My Masters dissertation discussed the experiences of international students and their school-aged children during their studies in the UK. A person undertaking a temporary residence of this nature can be referred to as a sojourner, though outside the small but growing community of EAL specialist educators, the word sojourner is understandably not widely used or understood. I spent a great deal of time during my literature review wading through history papers written on the African American Abolitionist Sojourner Truth.

But ChatGPT knew. And it gave feedback that suggested it understood why it would be important to understand their experiences in this context.
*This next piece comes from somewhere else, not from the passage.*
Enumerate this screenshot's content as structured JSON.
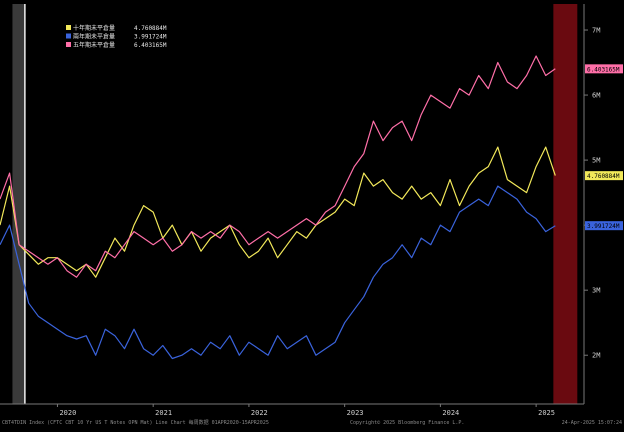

Flatteringly, it awarded me a mark of 85, which sadly, both in terms of accuracy and my ego, is not consistent with the mark I was awarded by the university.

Marked by human: 74 Marked by ChatGPT: 85

Conclusion

For teachers seeking to automate certain processes with the goal of freeing up some time and headspace for joy - both within our professional and personal lives - this particular iteration of AI could be of assistance.

ChatGPT could help write our end of year reports.

ChatGPT could help write lesson plans.

ChatGPT could help with decision paralysis, when at 7am on Monday you’re faced with 42 'urgent' tasks that would probably be best completed before thousands of teenagers flood the building at 8.

But with regulation being planned and technology moving at the speed of light, it's hard to tell – for now – how things will pan out.

Permission granted by the authors of all essays for their work to be used during research for this blog.